When the Wall Street Journal starts countenancing additional regulations for law schools, you know that the world really has changed:
Regulation? all you free-marketeers are asking. Really? Won’t regulation further drive up the cost of education, which is already stunningly high?
However, rather than dismissing the suggestion of greater regulation out of hand, WSJ blogger Ashby Jones finds Tung Yin’s argument for Sarbanes-Oxley-like regulation over at PrawfsBlawg “compelling”. As Yin puts it:
If anything, it seems to me there’s arguably a stronger call for enforcing these sorts of disclosure and accuracy provisions on law schools (and universities in general) than on corporations. After all, the cost of corporate malfeasance with regard to balance sheets and the like is diffused across a huge number of investors, who are presumably not taking out huge loans with which to invest in said corporate stock. (I guess there are margin traders, but really, they seem a less sympathetic group for concern than poor students with huge education debt.) The cost of law school malfeasance in terms of misleading or false employment data is visited upon a (relatively) small number of students who are saddled with $50,000 or more in student debt. Shouldn’t they be entitled to at least the same level of informational protection that stock investors now get?

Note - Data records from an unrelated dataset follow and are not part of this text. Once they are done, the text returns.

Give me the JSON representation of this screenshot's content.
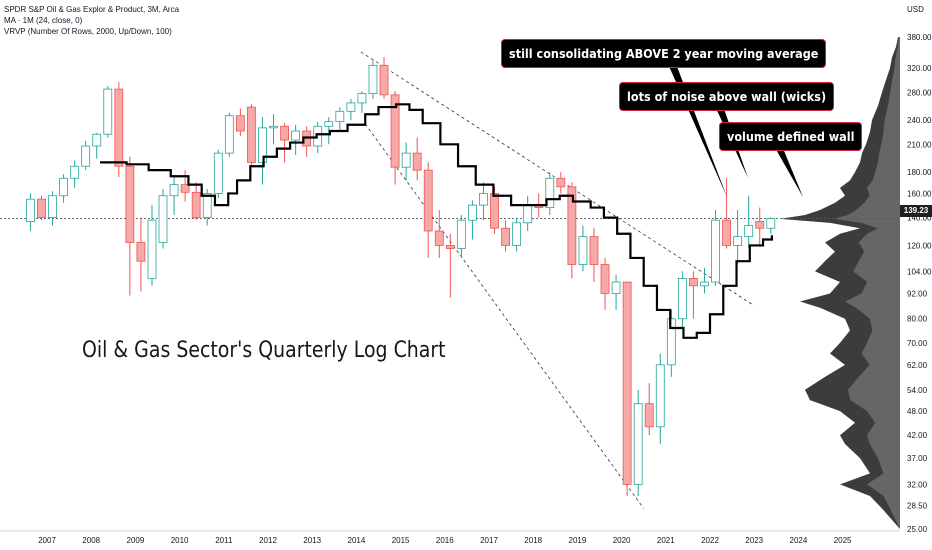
{
  "header": {
    "line1": "SPDR S&P Oil & Gas Explor & Product, 3M, Arca",
    "line2": "MA · 1M (24, close, 0)",
    "line3": "VRVP (Number Of Rows, 2000, Up/Down, 100)"
  },
  "currency": "USD",
  "current_price": "139.23",
  "title": "Oil & Gas Sector's Quarterly Log Chart",
  "annotations": [
    "still consolidating ABOVE 2 year moving average",
    "lots of noise above wall (wicks)",
    "volume defined wall"
  ],
  "colors": {
    "up": "#26a69a",
    "down": "#ef5350",
    "up_fill": "#ffffff",
    "down_fill": "#f7a9a8",
    "ma": "#000000"
  },
  "chart_data": {
    "type": "candlestick",
    "scale": "log",
    "ylim": [
      25,
      420
    ],
    "y_ticks": [
      25,
      28.5,
      32,
      37,
      42,
      48,
      54,
      62,
      70,
      80,
      92,
      104,
      120,
      140,
      160,
      180,
      210,
      240,
      280,
      320,
      380
    ],
    "y_tick_labels": [
      "25.00",
      "28.50",
      "32.00",
      "37.00",
      "42.00",
      "48.00",
      "54.00",
      "62.00",
      "70.00",
      "80.00",
      "92.00",
      "104.00",
      "120.00",
      "140.00",
      "160.00",
      "180.00",
      "210.00",
      "240.00",
      "280.00",
      "320.00",
      "380.00"
    ],
    "x_ticks": [
      "2007",
      "2008",
      "2009",
      "2010",
      "2011",
      "2012",
      "2013",
      "2014",
      "2015",
      "2016",
      "2017",
      "2018",
      "2019",
      "2020",
      "2021",
      "2022",
      "2023",
      "2024",
      "2025"
    ],
    "candles": [
      {
        "t": "2006Q3",
        "o": 137,
        "h": 160,
        "l": 130,
        "c": 155
      },
      {
        "t": "2006Q4",
        "o": 155,
        "h": 158,
        "l": 138,
        "c": 140
      },
      {
        "t": "2007Q1",
        "o": 140,
        "h": 162,
        "l": 134,
        "c": 158
      },
      {
        "t": "2007Q2",
        "o": 158,
        "h": 178,
        "l": 152,
        "c": 174
      },
      {
        "t": "2007Q3",
        "o": 174,
        "h": 192,
        "l": 165,
        "c": 186
      },
      {
        "t": "2007Q4",
        "o": 186,
        "h": 214,
        "l": 182,
        "c": 208
      },
      {
        "t": "2008Q1",
        "o": 208,
        "h": 224,
        "l": 194,
        "c": 222
      },
      {
        "t": "2008Q2",
        "o": 222,
        "h": 290,
        "l": 218,
        "c": 285
      },
      {
        "t": "2008Q3",
        "o": 285,
        "h": 296,
        "l": 175,
        "c": 186
      },
      {
        "t": "2008Q4",
        "o": 186,
        "h": 196,
        "l": 91,
        "c": 122
      },
      {
        "t": "2009Q1",
        "o": 122,
        "h": 140,
        "l": 93,
        "c": 110
      },
      {
        "t": "2009Q2",
        "o": 100,
        "h": 150,
        "l": 96,
        "c": 138
      },
      {
        "t": "2009Q3",
        "o": 122,
        "h": 164,
        "l": 118,
        "c": 158
      },
      {
        "t": "2009Q4",
        "o": 158,
        "h": 176,
        "l": 142,
        "c": 168
      },
      {
        "t": "2010Q1",
        "o": 168,
        "h": 182,
        "l": 153,
        "c": 161
      },
      {
        "t": "2010Q2",
        "o": 161,
        "h": 170,
        "l": 138,
        "c": 140
      },
      {
        "t": "2010Q3",
        "o": 140,
        "h": 164,
        "l": 134,
        "c": 160
      },
      {
        "t": "2010Q4",
        "o": 160,
        "h": 204,
        "l": 156,
        "c": 200
      },
      {
        "t": "2011Q1",
        "o": 200,
        "h": 250,
        "l": 196,
        "c": 246
      },
      {
        "t": "2011Q2",
        "o": 246,
        "h": 256,
        "l": 220,
        "c": 226
      },
      {
        "t": "2011Q3",
        "o": 258,
        "h": 262,
        "l": 186,
        "c": 190
      },
      {
        "t": "2011Q4",
        "o": 190,
        "h": 244,
        "l": 168,
        "c": 230
      },
      {
        "t": "2012Q1",
        "o": 230,
        "h": 248,
        "l": 210,
        "c": 232
      },
      {
        "t": "2012Q2",
        "o": 232,
        "h": 236,
        "l": 190,
        "c": 215
      },
      {
        "t": "2012Q3",
        "o": 215,
        "h": 234,
        "l": 198,
        "c": 226
      },
      {
        "t": "2012Q4",
        "o": 226,
        "h": 232,
        "l": 196,
        "c": 208
      },
      {
        "t": "2013Q1",
        "o": 208,
        "h": 238,
        "l": 200,
        "c": 232
      },
      {
        "t": "2013Q2",
        "o": 232,
        "h": 244,
        "l": 210,
        "c": 238
      },
      {
        "t": "2013Q3",
        "o": 238,
        "h": 258,
        "l": 226,
        "c": 252
      },
      {
        "t": "2013Q4",
        "o": 252,
        "h": 270,
        "l": 240,
        "c": 264
      },
      {
        "t": "2014Q1",
        "o": 264,
        "h": 282,
        "l": 250,
        "c": 278
      },
      {
        "t": "2014Q2",
        "o": 278,
        "h": 334,
        "l": 270,
        "c": 325
      },
      {
        "t": "2014Q3",
        "o": 325,
        "h": 340,
        "l": 270,
        "c": 276
      },
      {
        "t": "2014Q4",
        "o": 276,
        "h": 282,
        "l": 168,
        "c": 185
      },
      {
        "t": "2015Q1",
        "o": 185,
        "h": 212,
        "l": 172,
        "c": 200
      },
      {
        "t": "2015Q2",
        "o": 200,
        "h": 218,
        "l": 172,
        "c": 182
      },
      {
        "t": "2015Q3",
        "o": 182,
        "h": 190,
        "l": 112,
        "c": 130
      },
      {
        "t": "2015Q4",
        "o": 130,
        "h": 146,
        "l": 112,
        "c": 120
      },
      {
        "t": "2016Q1",
        "o": 120,
        "h": 128,
        "l": 90,
        "c": 118
      },
      {
        "t": "2016Q2",
        "o": 118,
        "h": 142,
        "l": 112,
        "c": 138
      },
      {
        "t": "2016Q3",
        "o": 138,
        "h": 154,
        "l": 124,
        "c": 150
      },
      {
        "t": "2016Q4",
        "o": 150,
        "h": 170,
        "l": 138,
        "c": 160
      },
      {
        "t": "2017Q1",
        "o": 160,
        "h": 166,
        "l": 128,
        "c": 132
      },
      {
        "t": "2017Q2",
        "o": 132,
        "h": 138,
        "l": 116,
        "c": 120
      },
      {
        "t": "2017Q3",
        "o": 120,
        "h": 140,
        "l": 116,
        "c": 136
      },
      {
        "t": "2017Q4",
        "o": 136,
        "h": 158,
        "l": 130,
        "c": 150
      },
      {
        "t": "2018Q1",
        "o": 150,
        "h": 160,
        "l": 140,
        "c": 148
      },
      {
        "t": "2018Q2",
        "o": 148,
        "h": 180,
        "l": 142,
        "c": 174
      },
      {
        "t": "2018Q3",
        "o": 174,
        "h": 180,
        "l": 160,
        "c": 166
      },
      {
        "t": "2018Q4",
        "o": 166,
        "h": 170,
        "l": 100,
        "c": 108
      },
      {
        "t": "2019Q1",
        "o": 108,
        "h": 134,
        "l": 104,
        "c": 126
      },
      {
        "t": "2019Q2",
        "o": 126,
        "h": 132,
        "l": 98,
        "c": 108
      },
      {
        "t": "2019Q3",
        "o": 108,
        "h": 112,
        "l": 84,
        "c": 92
      },
      {
        "t": "2019Q4",
        "o": 92,
        "h": 102,
        "l": 84,
        "c": 98
      },
      {
        "t": "2020Q1",
        "o": 98,
        "h": 98,
        "l": 30,
        "c": 32
      },
      {
        "t": "2020Q2",
        "o": 32,
        "h": 54,
        "l": 30,
        "c": 50
      },
      {
        "t": "2020Q3",
        "o": 50,
        "h": 56,
        "l": 42,
        "c": 44
      },
      {
        "t": "2020Q4",
        "o": 44,
        "h": 66,
        "l": 40,
        "c": 62
      },
      {
        "t": "2021Q1",
        "o": 62,
        "h": 84,
        "l": 58,
        "c": 80
      },
      {
        "t": "2021Q2",
        "o": 80,
        "h": 104,
        "l": 76,
        "c": 100
      },
      {
        "t": "2021Q3",
        "o": 100,
        "h": 104,
        "l": 80,
        "c": 96
      },
      {
        "t": "2021Q4",
        "o": 96,
        "h": 106,
        "l": 92,
        "c": 98
      },
      {
        "t": "2022Q1",
        "o": 98,
        "h": 146,
        "l": 96,
        "c": 138
      },
      {
        "t": "2022Q2",
        "o": 138,
        "h": 174,
        "l": 118,
        "c": 120
      },
      {
        "t": "2022Q3",
        "o": 120,
        "h": 146,
        "l": 108,
        "c": 126
      },
      {
        "t": "2022Q4",
        "o": 126,
        "h": 158,
        "l": 118,
        "c": 134
      },
      {
        "t": "2023Q1",
        "o": 137,
        "h": 148,
        "l": 120,
        "c": 132
      },
      {
        "t": "2023Q2",
        "o": 132,
        "h": 140,
        "l": 128,
        "c": 139.23
      }
    ],
    "moving_average": {
      "name": "MA · 1M (24, close, 0)",
      "points": [
        [
          "2008.2",
          190
        ],
        [
          "2008.8",
          188
        ],
        [
          "2009.3",
          182
        ],
        [
          "2009.8",
          176
        ],
        [
          "2010.2",
          168
        ],
        [
          "2010.5",
          158
        ],
        [
          "2010.8",
          150
        ],
        [
          "2011.1",
          160
        ],
        [
          "2011.3",
          172
        ],
        [
          "2011.6",
          186
        ],
        [
          "2011.9",
          196
        ],
        [
          "2012.2",
          205
        ],
        [
          "2012.5",
          212
        ],
        [
          "2012.8",
          218
        ],
        [
          "2013.1",
          222
        ],
        [
          "2013.4",
          226
        ],
        [
          "2013.8",
          234
        ],
        [
          "2014.2",
          248
        ],
        [
          "2014.5",
          258
        ],
        [
          "2014.9",
          262
        ],
        [
          "2015.2",
          254
        ],
        [
          "2015.5",
          236
        ],
        [
          "2015.9",
          210
        ],
        [
          "2016.3",
          186
        ],
        [
          "2016.7",
          168
        ],
        [
          "2017.1",
          158
        ],
        [
          "2017.5",
          150
        ],
        [
          "2017.9",
          150
        ],
        [
          "2018.3",
          155
        ],
        [
          "2018.6",
          158
        ],
        [
          "2018.9",
          153
        ],
        [
          "2019.3",
          148
        ],
        [
          "2019.6",
          140
        ],
        [
          "2019.9",
          128
        ],
        [
          "2020.2",
          112
        ],
        [
          "2020.5",
          96
        ],
        [
          "2020.8",
          84
        ],
        [
          "2021.1",
          76
        ],
        [
          "2021.4",
          72
        ],
        [
          "2021.7",
          74
        ],
        [
          "2022.0",
          82
        ],
        [
          "2022.3",
          96
        ],
        [
          "2022.6",
          110
        ],
        [
          "2022.9",
          120
        ],
        [
          "2023.2",
          124
        ],
        [
          "2023.4",
          127
        ]
      ]
    },
    "trendlines": [
      {
        "from": [
          "2014.1",
          350
        ],
        "to": [
          "2023.0",
          86
        ]
      },
      {
        "from": [
          "2014.2",
          235
        ],
        "to": [
          "2020.5",
          28
        ]
      }
    ],
    "hline": 139.23,
    "volume_profile": "right-side histogram (VRVP)"
  }
}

I disagree with Yin’s analysis somewhat. While it is true that there are “a (relatively) small number of students” with extreme educational debt, malfeasance by academic institutions has the same sorts of diffuse, wide-ranging implications that malfeasance by corporations has. The federal government subsidizes or provides outright the bulk of law student loans. Were it not for this subsidy, it is highly doubtful that law schools would attain their currently high enrollment numbers since no rational (i.e., unsubsidized) lender would loan six figures each to tens-of-thousands of 22-year-olds (at least, not on terms that would result in tens-of-thousands of new law students each year).
Like it or not, the U.S. government is heavily subsidizing legal education by providing students with access to virtually unlimited capital. One can argue whether or not this represents a prudent investment in the nation’s future or an impending boondoggle on the scale of Fannie Mae and Freddie Mac, but it seems clear to me that somebody should be requiring law schools to reveal the cold, hard facts on the value they are providing to their graduates.
The tired free-market-vs.-regulation arguments don’t really work here. Law schools are not a free market; they’re a heavily subsidized one. Unless and until that changes, I for one think the government is perfectly (and prudently) within its rights as the subsidizer to require fair, full, and accurate employment disclosure from law schools.